Indeed, the women who break various glass ceilings in society are often those who were nurtured as young women at women’s colleges.
Why would that be? Why the connection? There’s no doubt that women’s colleges produce strong, self-assured young women who aren’t afraid to tackle daunting challenges.
First, of course, there are the well-documented findings that classrooms of only (or mainly) women students result in those students participating more actively in the classroom, and reporting higher levels of active learning, higher order thinking, and more academic challenge throughout their four years than women in coed settings report. Students at women’s colleges also report more interaction with faculty. It may simply be that faculty take women more seriously and spend more time nurturing their learning when impressive young men aren’t around to dominate the classroom and the faculty members’ attention. Just ask the women at Harvard Business School, who’ve been struggling to break through in classroom discussions and professors’ eyes. In women’s colleges, faculty and administrators set high standards for the women students and make clear their expectation that the graduates will achieve great things. This surely leaves a lasting impact on the students.
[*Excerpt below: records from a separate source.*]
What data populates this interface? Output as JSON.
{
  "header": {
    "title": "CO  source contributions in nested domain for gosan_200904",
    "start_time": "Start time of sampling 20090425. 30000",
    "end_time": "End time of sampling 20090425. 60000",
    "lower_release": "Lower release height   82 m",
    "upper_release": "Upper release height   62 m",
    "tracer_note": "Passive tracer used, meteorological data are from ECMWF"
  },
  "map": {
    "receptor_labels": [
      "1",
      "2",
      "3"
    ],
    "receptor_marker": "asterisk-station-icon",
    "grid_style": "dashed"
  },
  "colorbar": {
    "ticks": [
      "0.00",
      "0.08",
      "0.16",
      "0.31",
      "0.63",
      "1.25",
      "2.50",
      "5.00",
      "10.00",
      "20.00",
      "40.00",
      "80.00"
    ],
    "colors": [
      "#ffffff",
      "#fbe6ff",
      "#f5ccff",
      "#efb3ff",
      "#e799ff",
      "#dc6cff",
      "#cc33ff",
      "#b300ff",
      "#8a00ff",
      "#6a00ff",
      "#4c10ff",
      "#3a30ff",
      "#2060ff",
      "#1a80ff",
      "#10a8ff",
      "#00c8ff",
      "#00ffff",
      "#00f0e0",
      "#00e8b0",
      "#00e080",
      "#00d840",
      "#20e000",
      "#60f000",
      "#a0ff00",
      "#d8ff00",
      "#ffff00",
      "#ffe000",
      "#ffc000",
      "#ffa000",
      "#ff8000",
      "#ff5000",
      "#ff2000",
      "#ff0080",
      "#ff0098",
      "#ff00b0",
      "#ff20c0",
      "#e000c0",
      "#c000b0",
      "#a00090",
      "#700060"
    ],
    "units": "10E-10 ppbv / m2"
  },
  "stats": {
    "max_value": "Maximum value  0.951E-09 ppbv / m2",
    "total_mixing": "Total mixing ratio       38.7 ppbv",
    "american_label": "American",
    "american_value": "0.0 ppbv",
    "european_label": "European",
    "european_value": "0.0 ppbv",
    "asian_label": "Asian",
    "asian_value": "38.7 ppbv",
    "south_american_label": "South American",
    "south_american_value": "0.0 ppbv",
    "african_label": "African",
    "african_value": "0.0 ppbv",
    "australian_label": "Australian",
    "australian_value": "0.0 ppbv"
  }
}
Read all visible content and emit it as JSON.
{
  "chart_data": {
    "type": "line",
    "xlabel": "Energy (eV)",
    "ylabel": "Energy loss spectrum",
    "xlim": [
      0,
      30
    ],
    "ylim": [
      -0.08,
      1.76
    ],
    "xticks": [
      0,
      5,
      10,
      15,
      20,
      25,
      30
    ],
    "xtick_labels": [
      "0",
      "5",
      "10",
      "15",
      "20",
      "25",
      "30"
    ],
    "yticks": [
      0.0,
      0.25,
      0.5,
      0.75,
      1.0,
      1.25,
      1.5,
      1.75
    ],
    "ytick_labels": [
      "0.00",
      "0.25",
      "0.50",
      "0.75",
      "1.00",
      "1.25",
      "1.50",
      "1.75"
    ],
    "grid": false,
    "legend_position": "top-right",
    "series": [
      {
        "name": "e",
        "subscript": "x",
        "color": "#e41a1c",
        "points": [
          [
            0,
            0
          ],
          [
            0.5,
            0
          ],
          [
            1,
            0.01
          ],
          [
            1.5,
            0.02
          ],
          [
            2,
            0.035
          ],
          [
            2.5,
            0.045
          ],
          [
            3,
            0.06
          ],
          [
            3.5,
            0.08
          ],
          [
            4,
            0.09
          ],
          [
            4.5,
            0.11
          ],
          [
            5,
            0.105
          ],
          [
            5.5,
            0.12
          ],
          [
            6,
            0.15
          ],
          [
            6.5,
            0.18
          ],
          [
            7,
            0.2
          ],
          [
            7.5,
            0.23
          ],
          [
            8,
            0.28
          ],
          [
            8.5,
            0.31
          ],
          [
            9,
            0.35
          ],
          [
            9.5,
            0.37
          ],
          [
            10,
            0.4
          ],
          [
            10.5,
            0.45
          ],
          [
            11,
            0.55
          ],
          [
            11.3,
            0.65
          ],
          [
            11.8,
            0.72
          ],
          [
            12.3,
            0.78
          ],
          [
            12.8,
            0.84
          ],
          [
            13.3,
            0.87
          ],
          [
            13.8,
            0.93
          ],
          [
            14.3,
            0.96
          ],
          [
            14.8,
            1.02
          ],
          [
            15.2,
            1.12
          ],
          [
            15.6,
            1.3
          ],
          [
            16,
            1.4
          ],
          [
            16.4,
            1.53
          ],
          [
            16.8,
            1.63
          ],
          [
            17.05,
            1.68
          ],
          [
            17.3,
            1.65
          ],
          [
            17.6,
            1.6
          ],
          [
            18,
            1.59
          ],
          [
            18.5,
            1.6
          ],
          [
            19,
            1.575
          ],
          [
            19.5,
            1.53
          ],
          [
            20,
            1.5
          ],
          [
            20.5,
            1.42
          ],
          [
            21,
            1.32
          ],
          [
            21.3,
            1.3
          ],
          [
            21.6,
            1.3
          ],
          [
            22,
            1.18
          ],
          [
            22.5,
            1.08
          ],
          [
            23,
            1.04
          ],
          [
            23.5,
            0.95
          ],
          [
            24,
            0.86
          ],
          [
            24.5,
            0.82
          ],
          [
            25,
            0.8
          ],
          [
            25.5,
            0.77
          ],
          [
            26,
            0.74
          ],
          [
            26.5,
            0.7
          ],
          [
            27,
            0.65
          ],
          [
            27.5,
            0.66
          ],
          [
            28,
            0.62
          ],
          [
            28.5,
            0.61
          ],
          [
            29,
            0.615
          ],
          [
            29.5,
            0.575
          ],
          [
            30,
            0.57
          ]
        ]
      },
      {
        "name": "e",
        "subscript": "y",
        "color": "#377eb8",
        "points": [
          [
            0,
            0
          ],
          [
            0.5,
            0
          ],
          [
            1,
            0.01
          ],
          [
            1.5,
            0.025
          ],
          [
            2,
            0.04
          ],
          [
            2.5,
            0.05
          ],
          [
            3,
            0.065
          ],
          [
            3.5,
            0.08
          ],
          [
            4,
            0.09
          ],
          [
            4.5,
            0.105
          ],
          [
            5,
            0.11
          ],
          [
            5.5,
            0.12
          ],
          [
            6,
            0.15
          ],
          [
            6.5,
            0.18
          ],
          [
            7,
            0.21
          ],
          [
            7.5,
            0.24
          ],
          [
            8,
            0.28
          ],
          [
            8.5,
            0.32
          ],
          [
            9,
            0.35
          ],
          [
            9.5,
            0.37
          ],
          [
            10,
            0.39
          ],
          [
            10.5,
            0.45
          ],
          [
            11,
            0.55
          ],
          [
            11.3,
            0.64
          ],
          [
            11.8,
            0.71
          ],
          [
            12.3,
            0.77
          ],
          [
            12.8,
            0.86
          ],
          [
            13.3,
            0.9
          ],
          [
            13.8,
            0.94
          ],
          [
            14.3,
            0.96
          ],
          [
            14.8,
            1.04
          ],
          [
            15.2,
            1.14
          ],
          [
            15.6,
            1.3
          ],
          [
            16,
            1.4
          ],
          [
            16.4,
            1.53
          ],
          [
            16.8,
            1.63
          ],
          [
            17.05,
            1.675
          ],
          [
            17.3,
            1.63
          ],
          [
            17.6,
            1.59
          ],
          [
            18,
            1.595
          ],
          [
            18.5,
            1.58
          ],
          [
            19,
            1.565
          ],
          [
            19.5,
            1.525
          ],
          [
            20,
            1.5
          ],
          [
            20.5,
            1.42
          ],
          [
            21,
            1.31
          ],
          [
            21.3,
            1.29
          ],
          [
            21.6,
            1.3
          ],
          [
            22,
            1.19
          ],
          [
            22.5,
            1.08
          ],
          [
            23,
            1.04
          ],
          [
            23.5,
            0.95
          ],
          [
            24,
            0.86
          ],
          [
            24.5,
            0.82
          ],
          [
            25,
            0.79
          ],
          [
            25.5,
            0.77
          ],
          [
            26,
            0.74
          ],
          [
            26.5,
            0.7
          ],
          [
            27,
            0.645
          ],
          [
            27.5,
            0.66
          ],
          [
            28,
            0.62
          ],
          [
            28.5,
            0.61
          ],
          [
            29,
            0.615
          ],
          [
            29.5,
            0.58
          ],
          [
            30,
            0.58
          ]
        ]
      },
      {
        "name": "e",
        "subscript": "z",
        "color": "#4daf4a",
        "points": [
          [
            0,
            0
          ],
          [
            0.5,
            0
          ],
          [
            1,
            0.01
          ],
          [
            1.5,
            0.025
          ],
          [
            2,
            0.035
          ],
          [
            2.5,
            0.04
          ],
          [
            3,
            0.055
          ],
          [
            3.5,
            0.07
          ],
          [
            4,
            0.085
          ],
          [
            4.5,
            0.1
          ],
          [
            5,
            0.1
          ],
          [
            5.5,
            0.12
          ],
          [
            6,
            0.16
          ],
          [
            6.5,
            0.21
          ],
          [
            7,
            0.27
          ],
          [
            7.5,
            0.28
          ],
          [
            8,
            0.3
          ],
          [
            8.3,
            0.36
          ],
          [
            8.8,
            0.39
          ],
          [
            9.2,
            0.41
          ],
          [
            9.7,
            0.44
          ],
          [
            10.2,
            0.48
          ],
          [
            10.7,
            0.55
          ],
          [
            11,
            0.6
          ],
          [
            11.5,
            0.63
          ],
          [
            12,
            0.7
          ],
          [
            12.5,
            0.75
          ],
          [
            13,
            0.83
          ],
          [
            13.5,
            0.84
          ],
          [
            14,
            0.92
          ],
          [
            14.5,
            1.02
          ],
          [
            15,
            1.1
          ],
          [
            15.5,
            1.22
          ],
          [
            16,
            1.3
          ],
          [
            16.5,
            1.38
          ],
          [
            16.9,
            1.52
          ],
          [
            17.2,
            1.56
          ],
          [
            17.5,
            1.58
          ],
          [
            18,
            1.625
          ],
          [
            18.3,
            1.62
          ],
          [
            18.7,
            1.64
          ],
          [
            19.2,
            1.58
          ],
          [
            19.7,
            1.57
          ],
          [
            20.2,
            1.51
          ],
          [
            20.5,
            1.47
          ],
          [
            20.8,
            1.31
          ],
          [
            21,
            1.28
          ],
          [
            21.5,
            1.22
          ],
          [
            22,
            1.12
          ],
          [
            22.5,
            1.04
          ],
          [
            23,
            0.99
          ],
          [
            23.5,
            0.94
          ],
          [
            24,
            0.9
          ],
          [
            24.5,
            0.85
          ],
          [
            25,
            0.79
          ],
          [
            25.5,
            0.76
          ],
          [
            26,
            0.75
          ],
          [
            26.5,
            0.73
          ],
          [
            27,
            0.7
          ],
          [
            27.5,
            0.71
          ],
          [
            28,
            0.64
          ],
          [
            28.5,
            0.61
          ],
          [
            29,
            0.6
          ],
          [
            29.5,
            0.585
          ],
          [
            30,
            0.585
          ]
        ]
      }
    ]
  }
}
Studies also show that students at women’s colleges are much more likely to earn PhDs than are their counterparts at coed colleges. And they are dozens of times more likely to stick with math and hard science studies than women who attend coed colleges. Not twice as likely to stick with it but dozens of times more likely. Nobody knows why, but the vast majority of women who enter coed colleges thinking they will major in math or chemistry or some other hard science drop out of those fields (as compared to the “soft sciences” such as sociology and psychology). In contrast, women stick with those studies in women’s colleges, and go on to careers in those fields. Something is going on in the classrooms at coed colleges to discourage women from math and sciences; or something supportive is happening in women’s college classrooms that coed schools may need to take a look at.
Women students’ success happens outside the classroom as well. The editor of the student newspaper, head of the student government and all the other positions on campus are, by definition, held by women. Such leadership roles offer a terrific learning experience.
The campus communities also tend to be nurturing and supportive. Women’s colleges develop very strong community bonds, passed down through generations of female graduates. “Traditions” at women’s colleges differ from those at coed, with regular “step sings,” “lantern night,” “hoop races,” special tea parties, and “canoe sings” – not unlike the special songs and traditions a girl might find at an all-girls’ summer camp, and many of them common to all women’s colleges. My husband said he didn’t fully appreciate my college experience until he saw me at a reunion, singing ancient songs in Greek and Latin, in the dark night, with lanterns (colored by class year) swinging from our hands. The reality is that young men are simply less willing to stand around singing ancient songs in Greek and Latin about wisdom and beauty.
Citing all the studies about how women’s colleges succeed so much better at nurturing and educating young women, Smith College offers the perfect tag line: “Of course, the world is coeducational. But Smith women enter it more confidently than women graduates of coed schools.” A women’s college might just be worth considering when you make your college choice this Fall.